Last week, Yahoo announced a major data security breach that actually happened in 2013. And by major, they mean a billion—yeah, with a ‘b’—user accounts may have been hit. Oops.

Feel like you’ve been down this road before? You have… Back in September, the company made a similar announcement. That time, it was a 2014 breach, affecting at least 500 million.

So, what? Neither hacking directly revealed credit card or bank account info, but it still raises plenty of privacy concerns. (Not to mention questions about why it took a technology company three years to identify a billion-user breach.) The more personal information a cybercriminal has about us, the more vulnerable we are to identity theft and financial fraud.

Bottom line: If you play fantasy sports, track a portfolio or have an email account with Yahoo, or you’ve posted photos on Flickr, it’s probably a good idea to upgrade your password and security question. Now.

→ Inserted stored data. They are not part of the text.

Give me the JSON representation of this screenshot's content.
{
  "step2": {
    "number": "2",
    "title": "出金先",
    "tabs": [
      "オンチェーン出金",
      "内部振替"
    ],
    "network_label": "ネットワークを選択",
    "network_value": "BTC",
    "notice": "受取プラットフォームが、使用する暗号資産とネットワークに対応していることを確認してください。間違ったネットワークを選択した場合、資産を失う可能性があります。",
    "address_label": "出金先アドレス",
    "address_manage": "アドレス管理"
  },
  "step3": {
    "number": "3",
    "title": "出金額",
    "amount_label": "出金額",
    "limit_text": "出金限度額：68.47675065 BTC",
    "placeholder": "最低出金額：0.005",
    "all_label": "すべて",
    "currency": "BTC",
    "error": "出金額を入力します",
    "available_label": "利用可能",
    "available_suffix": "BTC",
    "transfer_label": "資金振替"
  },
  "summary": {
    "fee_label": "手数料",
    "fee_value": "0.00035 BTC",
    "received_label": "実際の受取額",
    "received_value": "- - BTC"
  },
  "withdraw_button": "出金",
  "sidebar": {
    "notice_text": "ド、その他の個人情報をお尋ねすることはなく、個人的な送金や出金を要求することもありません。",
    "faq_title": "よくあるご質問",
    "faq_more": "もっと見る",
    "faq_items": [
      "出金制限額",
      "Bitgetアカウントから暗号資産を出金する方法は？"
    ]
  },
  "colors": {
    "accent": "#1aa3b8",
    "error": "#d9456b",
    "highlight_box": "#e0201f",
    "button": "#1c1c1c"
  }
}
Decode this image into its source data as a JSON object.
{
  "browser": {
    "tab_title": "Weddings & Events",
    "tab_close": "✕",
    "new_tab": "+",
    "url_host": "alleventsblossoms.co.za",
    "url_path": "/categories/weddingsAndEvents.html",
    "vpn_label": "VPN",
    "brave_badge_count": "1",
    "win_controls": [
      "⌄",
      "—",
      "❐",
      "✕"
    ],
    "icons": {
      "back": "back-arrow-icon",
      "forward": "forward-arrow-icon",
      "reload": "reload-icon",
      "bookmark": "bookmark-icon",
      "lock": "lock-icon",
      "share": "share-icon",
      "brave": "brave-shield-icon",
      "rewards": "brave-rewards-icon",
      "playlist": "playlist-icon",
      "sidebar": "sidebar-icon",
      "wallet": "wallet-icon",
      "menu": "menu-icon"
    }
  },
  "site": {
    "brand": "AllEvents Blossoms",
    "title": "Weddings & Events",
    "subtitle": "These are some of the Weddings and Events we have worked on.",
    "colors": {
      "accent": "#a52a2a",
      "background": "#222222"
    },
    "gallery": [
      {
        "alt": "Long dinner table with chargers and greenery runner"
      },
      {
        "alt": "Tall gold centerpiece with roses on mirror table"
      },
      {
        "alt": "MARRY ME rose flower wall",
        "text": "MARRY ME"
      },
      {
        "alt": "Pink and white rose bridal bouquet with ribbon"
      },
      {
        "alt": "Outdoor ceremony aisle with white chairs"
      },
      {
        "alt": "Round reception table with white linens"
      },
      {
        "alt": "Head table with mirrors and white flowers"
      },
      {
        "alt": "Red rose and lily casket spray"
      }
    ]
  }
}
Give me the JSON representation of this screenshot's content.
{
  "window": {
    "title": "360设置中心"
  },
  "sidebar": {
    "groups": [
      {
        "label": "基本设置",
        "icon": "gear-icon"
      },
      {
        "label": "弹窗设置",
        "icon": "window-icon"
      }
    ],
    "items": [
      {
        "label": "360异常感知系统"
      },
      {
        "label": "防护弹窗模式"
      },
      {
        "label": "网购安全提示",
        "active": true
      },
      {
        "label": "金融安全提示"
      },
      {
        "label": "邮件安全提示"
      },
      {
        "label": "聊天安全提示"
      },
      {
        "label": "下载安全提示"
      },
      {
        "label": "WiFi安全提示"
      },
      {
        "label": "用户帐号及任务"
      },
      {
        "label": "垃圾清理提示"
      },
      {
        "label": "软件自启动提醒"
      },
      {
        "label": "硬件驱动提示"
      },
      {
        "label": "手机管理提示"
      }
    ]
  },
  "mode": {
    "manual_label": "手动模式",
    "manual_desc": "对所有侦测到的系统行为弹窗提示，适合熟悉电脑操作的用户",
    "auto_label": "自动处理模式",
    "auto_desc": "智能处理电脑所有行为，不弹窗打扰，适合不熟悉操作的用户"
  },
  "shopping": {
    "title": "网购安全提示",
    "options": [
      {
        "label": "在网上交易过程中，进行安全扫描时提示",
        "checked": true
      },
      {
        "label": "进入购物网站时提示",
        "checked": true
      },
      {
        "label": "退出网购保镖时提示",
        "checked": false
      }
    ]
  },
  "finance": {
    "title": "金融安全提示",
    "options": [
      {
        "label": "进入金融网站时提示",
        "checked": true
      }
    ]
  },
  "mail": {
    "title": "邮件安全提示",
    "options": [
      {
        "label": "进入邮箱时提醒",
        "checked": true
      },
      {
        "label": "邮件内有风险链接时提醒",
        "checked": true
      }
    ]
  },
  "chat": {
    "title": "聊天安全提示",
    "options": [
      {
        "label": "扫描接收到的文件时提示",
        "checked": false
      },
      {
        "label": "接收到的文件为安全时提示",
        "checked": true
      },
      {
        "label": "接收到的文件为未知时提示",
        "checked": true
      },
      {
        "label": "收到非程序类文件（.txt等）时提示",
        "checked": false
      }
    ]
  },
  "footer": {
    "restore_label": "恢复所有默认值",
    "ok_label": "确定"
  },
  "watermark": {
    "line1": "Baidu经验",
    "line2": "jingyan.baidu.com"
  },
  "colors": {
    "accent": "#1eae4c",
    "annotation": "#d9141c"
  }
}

And, yes, if you use the same or a similar info on any other accounts, change those, too.

Other defensive moves: Keep an eye out for any suspicious activity in your financial accounts, regularly check your credit report and be wary of clicking on any links from strangers.

Traders track Trump tweets. (But that doesn’t mean we should.)

On December 12, President-Elect Donald Trump tweeted about Lockheed Martin’s F-35 fighter-jet program. (Basically, he thinks the costs are overblown.) The company’s stock had already been slipping since December 1. But those 140 characters may have contributed to 2.5 percent of the stock’s loss this month.

Trump also mean-tweeted Boeing earlier in December about the cost of Air Force One, and the stock slipped about 1 percent before it recovered. (It’s still up about 9.3 percent for the year, as of December 16.)

So, what? Some traders are trying to place market bets according to which companies are setting off the President-elect at the moment. That’s a risky bet and could end up causing some unexpected volatility for certain stocks and sectors.

Bottom line: This kind of action might seem important, considering the comments are coming from America’s highest office. But we’re not sweating it.

Long-term investors shouldn’t worry about daily market movements, let alone second-to-second rides of certain companies based on off-the-cuff tweets. Plus, we’re usually better off steering clear of individual stocks anyway and diversifying our money across mutual funds and ETFs, which are designed to be less influenced by one stock or one man—even if he is the President.